At Philly gallery, developmentally disabled artists get respect as ‘outsiders’

A group of developmentally disabled adults in the greater Philadelphia region is now represented in one of Center City’s most respected commercial art galleries.

Over its 62-year history, the Fleischer/Ollman gallery on Arch Street has earned a reputation as a dealer in self-taught or “outsider” artists.

To find work for the current show, “All Different Colors,” exhibitions director Alex Baker trolled for undiscovered artists at three area community art centers catering to developmentally disabled adults: The Center for Creative Works in Wynnewood,  the Creative Vision Factory in Wilmington; and the Oasis Art Center in Philadelphia, which closed six weeks ago due to Medicaid cuts).

He says work by developmentally disabled adults is coming into the contemporary art mainstream.

“It’s definitely part of the equation, as outsider art in general is being embraced by the contemporary art world at this moment,” said Baker. “That goes through sine waves, in and out of fashion, over decades, the relationship of outsider art and contemporary art.”

The works in “All Different Colors” include drawings made with Magic Marker pens, wall sculptures made from assembled cardboard thickly layered with bright acrylic paint, and a clay sculpture resembling the Beatles’ Yellow Submarine.

Alonzo Troy Humphrey, a 53-year-old artist who was a client at the Oasis, has a grid of 45 portraits made in ballpoint pen hashmarks. The figures do not represent actual people, but are vague assemblages of half-remembered people.
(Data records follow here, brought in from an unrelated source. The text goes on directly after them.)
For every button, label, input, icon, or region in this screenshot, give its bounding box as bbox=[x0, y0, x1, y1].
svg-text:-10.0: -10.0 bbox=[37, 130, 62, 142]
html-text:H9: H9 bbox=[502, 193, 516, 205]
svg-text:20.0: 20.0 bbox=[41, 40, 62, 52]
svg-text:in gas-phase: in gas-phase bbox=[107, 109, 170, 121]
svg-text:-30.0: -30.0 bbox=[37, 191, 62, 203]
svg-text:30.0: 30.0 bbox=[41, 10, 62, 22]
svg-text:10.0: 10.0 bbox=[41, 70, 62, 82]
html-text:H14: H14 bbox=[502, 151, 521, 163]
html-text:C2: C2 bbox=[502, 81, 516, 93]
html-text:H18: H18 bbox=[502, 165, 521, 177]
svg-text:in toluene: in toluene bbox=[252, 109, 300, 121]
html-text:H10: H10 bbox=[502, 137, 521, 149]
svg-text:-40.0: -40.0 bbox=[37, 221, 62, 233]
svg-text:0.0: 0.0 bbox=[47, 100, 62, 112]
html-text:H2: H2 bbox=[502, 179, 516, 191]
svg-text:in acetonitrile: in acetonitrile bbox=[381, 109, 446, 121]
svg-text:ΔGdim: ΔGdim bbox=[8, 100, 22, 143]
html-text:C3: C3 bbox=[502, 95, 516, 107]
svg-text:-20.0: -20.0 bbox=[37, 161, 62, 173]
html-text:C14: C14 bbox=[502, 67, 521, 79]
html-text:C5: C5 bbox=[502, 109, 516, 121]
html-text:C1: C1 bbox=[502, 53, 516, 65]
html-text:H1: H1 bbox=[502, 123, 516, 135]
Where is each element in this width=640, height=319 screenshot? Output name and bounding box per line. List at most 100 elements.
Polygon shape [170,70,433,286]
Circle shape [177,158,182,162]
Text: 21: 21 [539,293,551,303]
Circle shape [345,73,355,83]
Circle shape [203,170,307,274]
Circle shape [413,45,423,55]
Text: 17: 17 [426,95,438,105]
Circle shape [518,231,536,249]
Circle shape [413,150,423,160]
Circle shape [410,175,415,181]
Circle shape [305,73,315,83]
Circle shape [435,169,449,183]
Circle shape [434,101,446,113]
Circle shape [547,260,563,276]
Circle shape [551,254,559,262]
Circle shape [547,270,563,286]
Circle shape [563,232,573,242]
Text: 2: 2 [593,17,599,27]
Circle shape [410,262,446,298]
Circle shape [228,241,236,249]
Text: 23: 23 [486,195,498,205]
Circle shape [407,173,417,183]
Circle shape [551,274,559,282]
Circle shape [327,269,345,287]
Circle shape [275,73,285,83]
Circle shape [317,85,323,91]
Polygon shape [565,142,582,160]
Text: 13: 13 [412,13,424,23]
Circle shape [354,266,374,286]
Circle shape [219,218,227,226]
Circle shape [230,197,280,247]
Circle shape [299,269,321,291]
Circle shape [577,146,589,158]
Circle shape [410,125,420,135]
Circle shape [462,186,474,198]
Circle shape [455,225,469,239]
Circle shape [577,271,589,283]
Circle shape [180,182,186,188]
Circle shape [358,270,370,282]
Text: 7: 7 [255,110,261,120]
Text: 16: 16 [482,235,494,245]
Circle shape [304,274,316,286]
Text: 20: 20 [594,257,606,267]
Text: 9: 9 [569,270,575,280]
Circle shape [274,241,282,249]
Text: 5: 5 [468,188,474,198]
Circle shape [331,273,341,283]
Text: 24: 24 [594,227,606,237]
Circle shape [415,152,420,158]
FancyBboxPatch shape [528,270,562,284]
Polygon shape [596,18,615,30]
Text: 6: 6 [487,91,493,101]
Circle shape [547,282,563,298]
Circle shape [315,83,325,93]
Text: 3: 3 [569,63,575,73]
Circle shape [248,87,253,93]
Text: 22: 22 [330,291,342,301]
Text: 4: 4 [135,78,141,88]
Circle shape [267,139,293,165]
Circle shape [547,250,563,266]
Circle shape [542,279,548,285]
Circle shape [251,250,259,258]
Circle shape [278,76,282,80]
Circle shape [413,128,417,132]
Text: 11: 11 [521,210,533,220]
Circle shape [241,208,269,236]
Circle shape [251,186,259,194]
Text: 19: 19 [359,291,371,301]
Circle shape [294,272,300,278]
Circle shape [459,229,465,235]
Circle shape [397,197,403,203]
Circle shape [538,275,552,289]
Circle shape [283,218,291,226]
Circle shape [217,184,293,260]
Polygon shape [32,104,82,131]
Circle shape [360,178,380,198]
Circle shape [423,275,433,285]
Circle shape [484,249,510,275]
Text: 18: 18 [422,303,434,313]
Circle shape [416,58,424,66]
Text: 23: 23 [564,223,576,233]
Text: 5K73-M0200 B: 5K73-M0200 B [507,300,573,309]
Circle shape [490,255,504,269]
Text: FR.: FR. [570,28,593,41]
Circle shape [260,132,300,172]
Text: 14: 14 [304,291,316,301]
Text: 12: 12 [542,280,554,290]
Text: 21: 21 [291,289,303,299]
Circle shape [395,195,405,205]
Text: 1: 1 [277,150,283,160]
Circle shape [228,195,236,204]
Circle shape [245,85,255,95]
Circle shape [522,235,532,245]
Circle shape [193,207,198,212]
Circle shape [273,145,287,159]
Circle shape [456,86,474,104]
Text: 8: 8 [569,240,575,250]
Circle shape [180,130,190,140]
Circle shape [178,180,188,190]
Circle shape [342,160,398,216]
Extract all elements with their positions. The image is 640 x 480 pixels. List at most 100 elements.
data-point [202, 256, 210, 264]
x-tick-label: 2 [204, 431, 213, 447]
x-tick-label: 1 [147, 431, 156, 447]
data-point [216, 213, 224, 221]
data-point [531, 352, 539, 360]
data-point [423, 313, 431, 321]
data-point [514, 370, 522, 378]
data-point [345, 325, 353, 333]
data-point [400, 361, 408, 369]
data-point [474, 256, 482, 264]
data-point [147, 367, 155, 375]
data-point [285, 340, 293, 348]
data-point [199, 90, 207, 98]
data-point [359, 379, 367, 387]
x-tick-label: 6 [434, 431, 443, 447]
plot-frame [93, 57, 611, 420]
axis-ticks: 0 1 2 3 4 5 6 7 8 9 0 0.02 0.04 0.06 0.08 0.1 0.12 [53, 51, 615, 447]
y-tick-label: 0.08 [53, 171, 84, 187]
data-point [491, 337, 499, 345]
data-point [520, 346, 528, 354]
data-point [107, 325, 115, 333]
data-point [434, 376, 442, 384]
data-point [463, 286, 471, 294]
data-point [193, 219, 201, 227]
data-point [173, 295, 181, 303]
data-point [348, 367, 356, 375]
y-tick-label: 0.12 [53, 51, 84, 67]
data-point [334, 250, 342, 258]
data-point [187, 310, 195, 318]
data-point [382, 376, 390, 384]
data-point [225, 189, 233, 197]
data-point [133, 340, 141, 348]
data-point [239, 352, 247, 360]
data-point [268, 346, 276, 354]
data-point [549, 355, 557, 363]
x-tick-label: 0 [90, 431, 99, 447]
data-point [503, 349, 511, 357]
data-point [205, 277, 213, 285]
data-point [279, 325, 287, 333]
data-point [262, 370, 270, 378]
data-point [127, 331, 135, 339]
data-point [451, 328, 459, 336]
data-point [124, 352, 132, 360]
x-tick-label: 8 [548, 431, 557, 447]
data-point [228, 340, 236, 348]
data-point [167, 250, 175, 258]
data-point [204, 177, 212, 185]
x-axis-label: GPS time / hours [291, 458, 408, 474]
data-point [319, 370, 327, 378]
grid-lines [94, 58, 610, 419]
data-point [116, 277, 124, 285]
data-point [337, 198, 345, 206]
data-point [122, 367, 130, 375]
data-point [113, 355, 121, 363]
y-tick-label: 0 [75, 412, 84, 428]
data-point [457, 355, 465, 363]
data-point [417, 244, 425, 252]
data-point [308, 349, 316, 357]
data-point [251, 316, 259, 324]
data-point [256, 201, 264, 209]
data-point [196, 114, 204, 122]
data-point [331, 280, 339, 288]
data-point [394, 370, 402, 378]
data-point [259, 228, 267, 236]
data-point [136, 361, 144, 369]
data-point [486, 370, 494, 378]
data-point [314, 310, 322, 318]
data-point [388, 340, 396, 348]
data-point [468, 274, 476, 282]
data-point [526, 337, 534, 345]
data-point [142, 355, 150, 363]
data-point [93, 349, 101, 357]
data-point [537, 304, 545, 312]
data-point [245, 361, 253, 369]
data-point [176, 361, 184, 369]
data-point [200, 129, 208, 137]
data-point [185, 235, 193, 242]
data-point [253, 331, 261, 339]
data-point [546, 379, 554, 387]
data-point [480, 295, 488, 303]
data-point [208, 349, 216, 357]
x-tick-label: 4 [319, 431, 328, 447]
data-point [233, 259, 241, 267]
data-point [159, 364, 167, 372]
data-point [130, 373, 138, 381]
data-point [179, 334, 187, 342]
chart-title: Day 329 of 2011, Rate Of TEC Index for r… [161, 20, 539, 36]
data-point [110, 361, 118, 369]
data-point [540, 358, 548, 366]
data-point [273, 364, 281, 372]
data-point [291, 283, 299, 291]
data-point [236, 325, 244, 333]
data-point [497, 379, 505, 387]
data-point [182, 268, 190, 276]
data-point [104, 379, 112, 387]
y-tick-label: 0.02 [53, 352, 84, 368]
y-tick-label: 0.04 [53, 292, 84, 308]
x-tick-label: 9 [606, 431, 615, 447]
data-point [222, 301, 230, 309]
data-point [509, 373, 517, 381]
“These are really expressive drawings, so expressive at times with his ballpoint pen that he perforated the paper,” said Baker. “You can see where he broke through the paper, and he has patched the paper. This is a very confident draftsman who uses the pen intensely.”

While teaching artist Lucy Pistilli would not say specify Humprhey’s condition is, she did say that his finely detailed figurative drawings were made entirely from his imagination.

“I think he has a pool of memory, of places and faces and details in his mind, but can’t always attribute them to specific things,” said Pistilli. “Some of the titles are part of a sentence, a little bit of a story about a person.”

Humphey is one of 19 artists in “All Different Colors,” which got its name from a piece by Jenny Cox, a client at The Center for Creative Works. Working with Magic Markers, Cox draws brightly colored ovals around words, which pile up like great mounds of candy lozenges.

“It seems to have a narrative, but, once you get involved with looking at the work, it’s hard to discern what the narrative might mean,” said Baker. “It works well as a maplike drawing that evokes all kinds of abstraction.”

Fleischer/Ollman is a private, commercial gallery; Baker curated the exhibition with the expectation of selling work. He said the artists were consulted about pricing.

Recently, the Philadelphia Museum of Art featured a major exhibition of outsider art from the collection of Jill and Sheldon Bonovitz. That show featured extensive biographical information about all the artists, both on the wall and in the audio guide.

At Fleischer/Ollman, “All Different Colors” offers nothing in terms of artist background.

“It’s a conscious decision on my part not to show the biography over the art,” said Baker. “We’re at a crossroads in this self-taught field. There’s a decision not to showcase the biography too much, and let the art speak for itself. I’m in the middle with that. I think we need to know about people’s lives a bit to understand the work, to a degree.”